The Role of Adaptive Trial Designs in Early Oncology Studies: Optimizing Flexibility and Agility

Targeted therapies and immunotherapies have changed not only cancer treatment paradigms, but also historical approaches to clinical trial design, especially in early development. Traditionally, early phase oncology trials have been focused on dose optimization, toxicity, and broad response signals. However, with the growth of personalized medicine, many early phase studies also place emphasis on identifying those patients most likely to respond to the investigative drug.

Fixed design clinical trials that may have been appropriate for cytotoxic chemotherapy agents may be inadequate for targeted therapies and immunotherapies that have unique toxicity profiles and mechanisms of action. Adaptive trial designs, which allow for planned adaptations to be made to certain aspects of a trial, may help to address challenges inherent to early phase oncology clinical trials. By using accumulating data to make pre-specified changes to the course of a study, adaptive trial designs increase flexibility, help optimize resources, and may require fewer participants.

Adaptive trial designs enable real-time modifications while a study is ongoing, such as the ability to select biomarker subgroups that identify patients more likely to respond to treatment or to dynamically adjust dose schedules or even drop doses as patients are enrolled. In an environment where nearly one-third of drugs entering phase II studies fail to progress, adaptive trial designs offer an opportunity to gain early insight into the likelihood of later stage success. This webinar will explore the role of adaptive trial designs in early oncology studies and how sponsors can leverage these designs to optimize their development programs.

What You Will Learn

  • Challenges inherent to early phase oncology clinical trials
  • Factors to consider in design of early phase oncology studies
  • Adaptive designs for assessing early/late-onset toxicity
  • How adaptive trial designs help optimize efficiency while minimizing the number of patients treated at sub-therapeutic doses


Abie Ekangaki, PhD
Vice President, Statistical Consulting
Premier Research

Abie Ekangaki is responsible for providing strategic planning, coordination, knowledge, and expertise in biostatistics for projects and/or standalone consultative services for both internal and external clients. He supports the Business Development and Operations efforts for key customers to design and manage effective and efficient clinical trials/programs bringing specific statistical, drug development, and operational knowledge in the respective area of focus.

With more than 20 years of experience as a biostatistician, Dr. Ekangaki has worked as a research scientist with the World Health Organization in Switzerland, as a statistics lecturer at Macquarie University in Australia, and has held several technical and senior leadership positions in the pharmaceutical industry. Given his more than 17 years in the pharmaceutical industry. He is experienced at applying and advising on the statistical design and analysis of clinical trials in various therapeutic areas, from proof of concept and beyond.

Dr. Ekangaki received his PhD in statistics from the University of Southampton, UK.

Peter Larson, MD
Executive Medical Director
Premier Research

Peter Larson, MD, is Executive Medical Director for Hematology-Oncology. Dr. Larson supports the drug development work of the innovative biotech companies that comprise most of Premier Research’s customer base, bringing to the role over 20 years of clinical development and medical affairs experience. He has a background spanning large pharma, startup biotech, and contract research.

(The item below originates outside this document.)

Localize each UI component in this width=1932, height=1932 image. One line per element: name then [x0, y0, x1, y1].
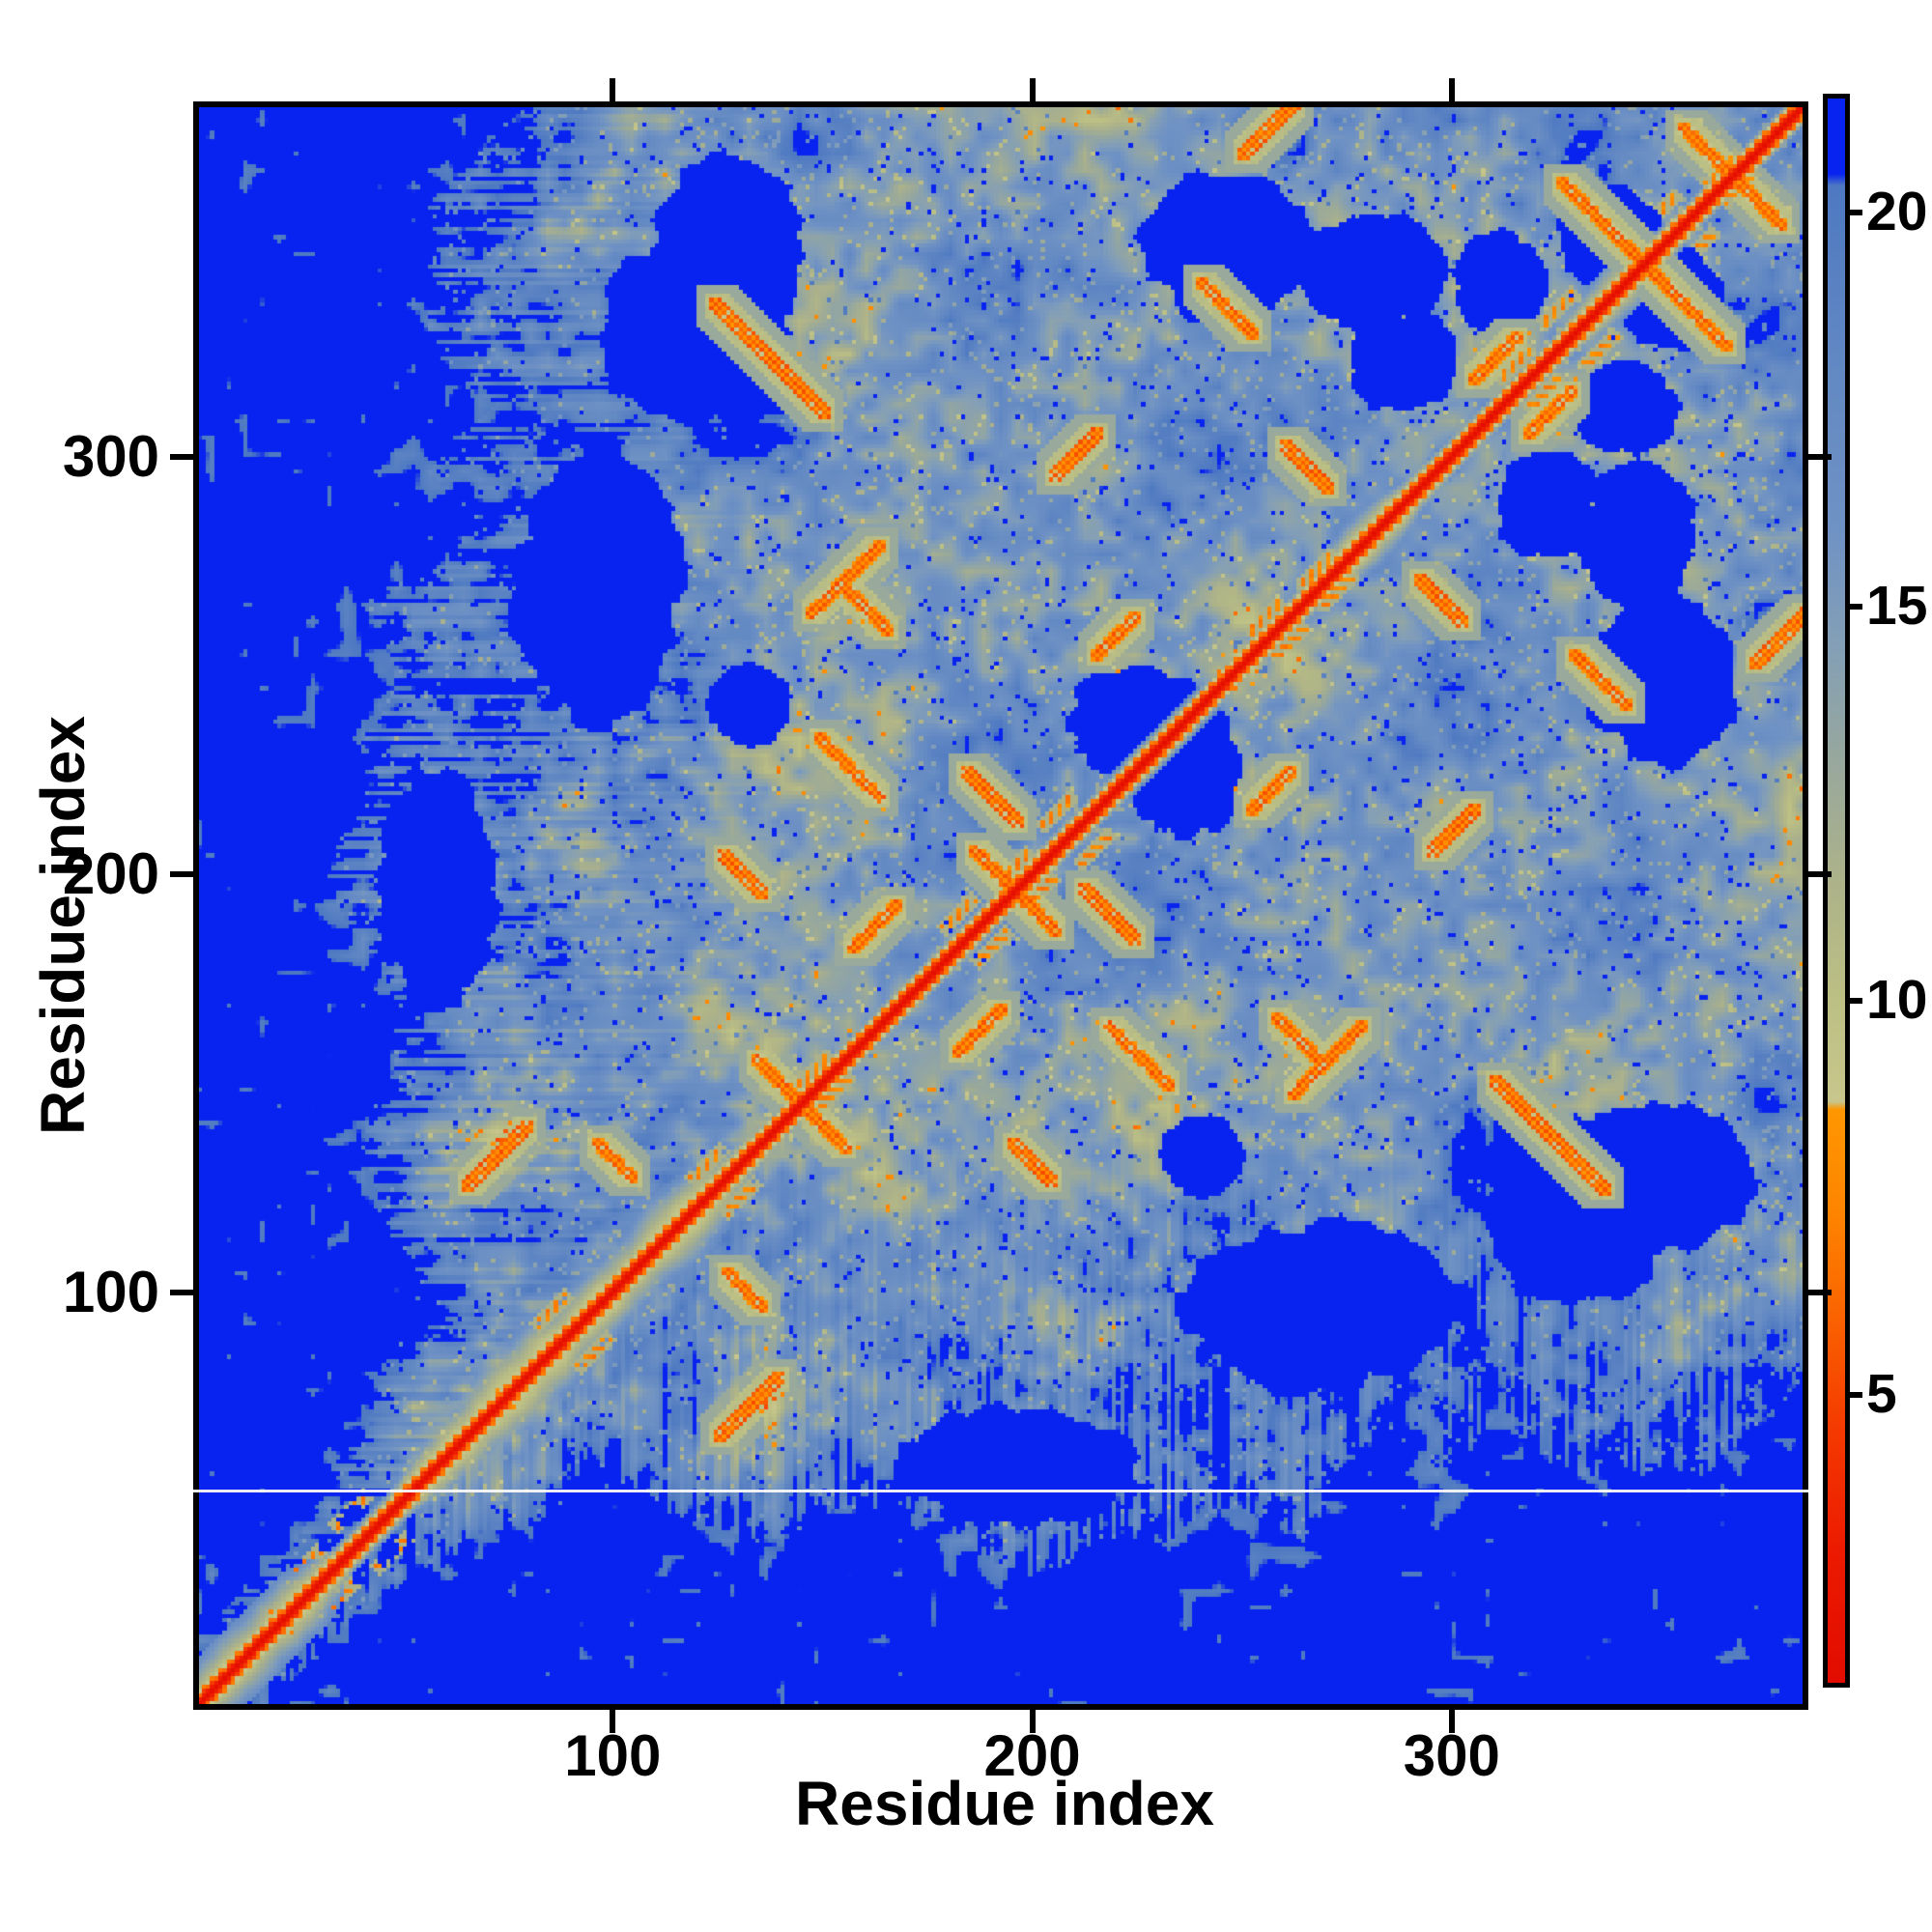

Dr. Larson’s therapeutic expertise includes hematology, oncology, transfusion and cellular therapies, hereditary coagulation disorders, AML, ALL, multiple myeloma, solid tumors, and virology. Product platform experience includes small molecules, biological products including monoclonal antibodies, cellular therapies, and gene transfer technologies. Prior to joining industry he was assistant professor of pediatrics at the University of Pennsylvania. He holds a Doctor of Medicine and a bachelor’s degree in biology from the University of North Carolina and has trained in internal medicine, transfusion medicine/blood banking.